How Blake Hutchison is leading Luxury Escapes, a $200 million holiday provider for sophisticated travellers

Australia’s travel industry is a fiercely competitive clash between budget operators and higher end offerings. Travel deal provider Luxury Escapes has found a niche by courting a group of Australian travellers chasing that “VIP” feeling – those wanting to book packages with added extras like car transfers and spa services, while leaving all the details to the experts. The website lets customers book complete package deals with palatial accommodation – think ocean views from The Ritz-Carlton Hawaii or evening cocktails on the rooftop of a five-star Singapore hotel.

Under the ownership of Lux Group, the operator that also manages online brands such as The Gourmet and Brands Exclusive, Luxury Escapes has notched up a 198% year-on-year growth rate and secured $200 million of revenue last year.

Luxury Escapes general manager Blake Hutchison has had a varied career, including stints at Lonely Planet and cloud accounting platform Xero. He’s traded business travel for project management and has a front-row seat to watch an industry that is being constantly “disrupted” by technology and new models of accommodation.
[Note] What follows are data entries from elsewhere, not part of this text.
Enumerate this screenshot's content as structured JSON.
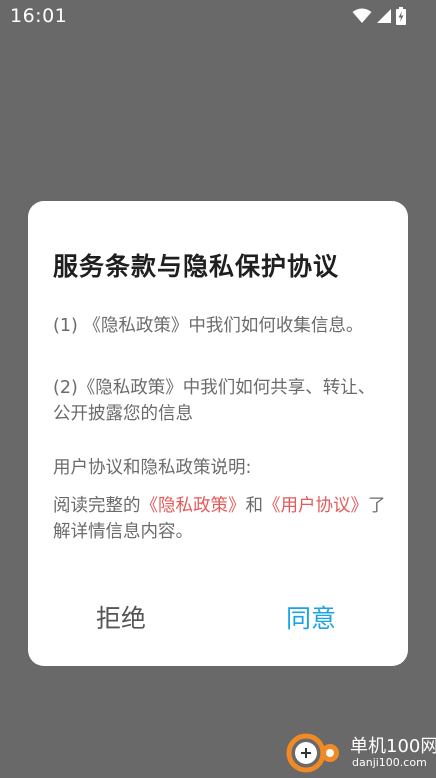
{
  "status_bar": {
    "time": "16:01",
    "icons": [
      "wifi-icon",
      "cellular-signal-icon",
      "battery-charging-icon"
    ]
  },
  "dialog": {
    "title": "服务条款与隐私保护协议",
    "p1": "(1) 《隐私政策》中我们如何收集信息。",
    "p2": "(2)《隐私政策》中我们如何共享、转让、公开披露您的信息",
    "p3": "用户协议和隐私政策说明:",
    "p4_prefix": "阅读完整的",
    "p4_link_privacy": "《隐私政策》",
    "p4_and": "和",
    "p4_link_terms": "《用户协议》",
    "p4_suffix": "了解详情信息内容。",
    "reject_label": "拒绝",
    "agree_label": "同意"
  },
  "watermark": {
    "name": "单机100网",
    "domain": "danji100.com"
  },
  "colors": {
    "overlay": "#696969",
    "link": "#e55a5a",
    "agree": "#1aa3e8",
    "reject": "#555555"
  }
}
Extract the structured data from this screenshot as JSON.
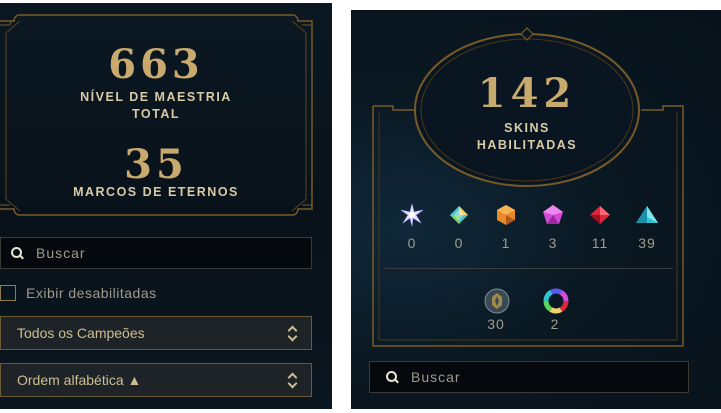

Since arriving at the company in April, he’s has had plenty of time to speak with a group of sophisticated online shoppers about the holidays they want.

My background with travel began with Lonely Planet in the US. I also worked for a tech travel company in San Francisco before my “entrepreneurial” journey really began. It’s been a pretty multi-faceted career so far.

Travel has been one of the only truly innovative industries in the online space. For us, the goal is to have a vision for the world’s best holidays and provide a hand-picked, road tested selection of them.

We negotiate on the customer’s behalf, looking for good deals on price. If you’re a mainstream travel agency, you might be dealing with 10,000 hotels at a time. We focus on our ability to look for quality.

A lot of success is about building trust and integrity. With holidays, you really have to sell and then deliver exactly what is expected. The offers have to go through a rigorous process of getting the devil in the detail beforehand.

Our customers get a VIP experience and mainstream Australia is really coming to expect this kind of holiday – a “flop and drop” kind of thing, I call it, and they’re looking for a hand-held experience to organise it.

For me, I absolutely love the “flop and drop” aspect of what we have on offer. What I personally love is a sunny destination, some cocktails and I’m good to go. Holidays for me now are less about exploring and more about indulgence.

I absolutely do not miss travelling for work – business travel sounds luxurious, but it isn’t. I do love working on models, though, especially around product value, so my current role is much more what I want to do.

I’ve found personal relationships are now more important than ever before. Our other staff members do need to travel, so they have a very strong knowledge of the sector and the relationships we need to build with brands and hotels.

We also always have to demonstrate the success we’ve had before. The worst thing you can do in this industry is over-sell.

We have a high repeat customer base, because we talk to our customers literally every day. They tell us whether we’re doing things right.

Australia has a very strong travel industry and we’ve come to understand that “luxury” is a relative term. At every time on our site there is something for everyone.

Ultimately, we have grand ambitions. We launched in India a few weeks ago and we have a team on the ground there now. Our presence there will focus both on India as an outbound travel market, and repurposing what we already do for the Indian consumer. We’ve seen that India is a great travel destination in its own right and Australians travel extensively in South East Asia.

I think travel is one of those industries that will be constantly “disrupted” and re-disrupted. This means that you just have to keep on talking to your customers.

This has been a really hands-on management role for me. Team leadership and structure and progress is important, but there’s also a lot of strategic things involved in the job.

You have to keep educating your customers about the quality of your brands.

I think customers are more sophisticated than ever before, so then they’re really able to make informed decisions themselves about what they want.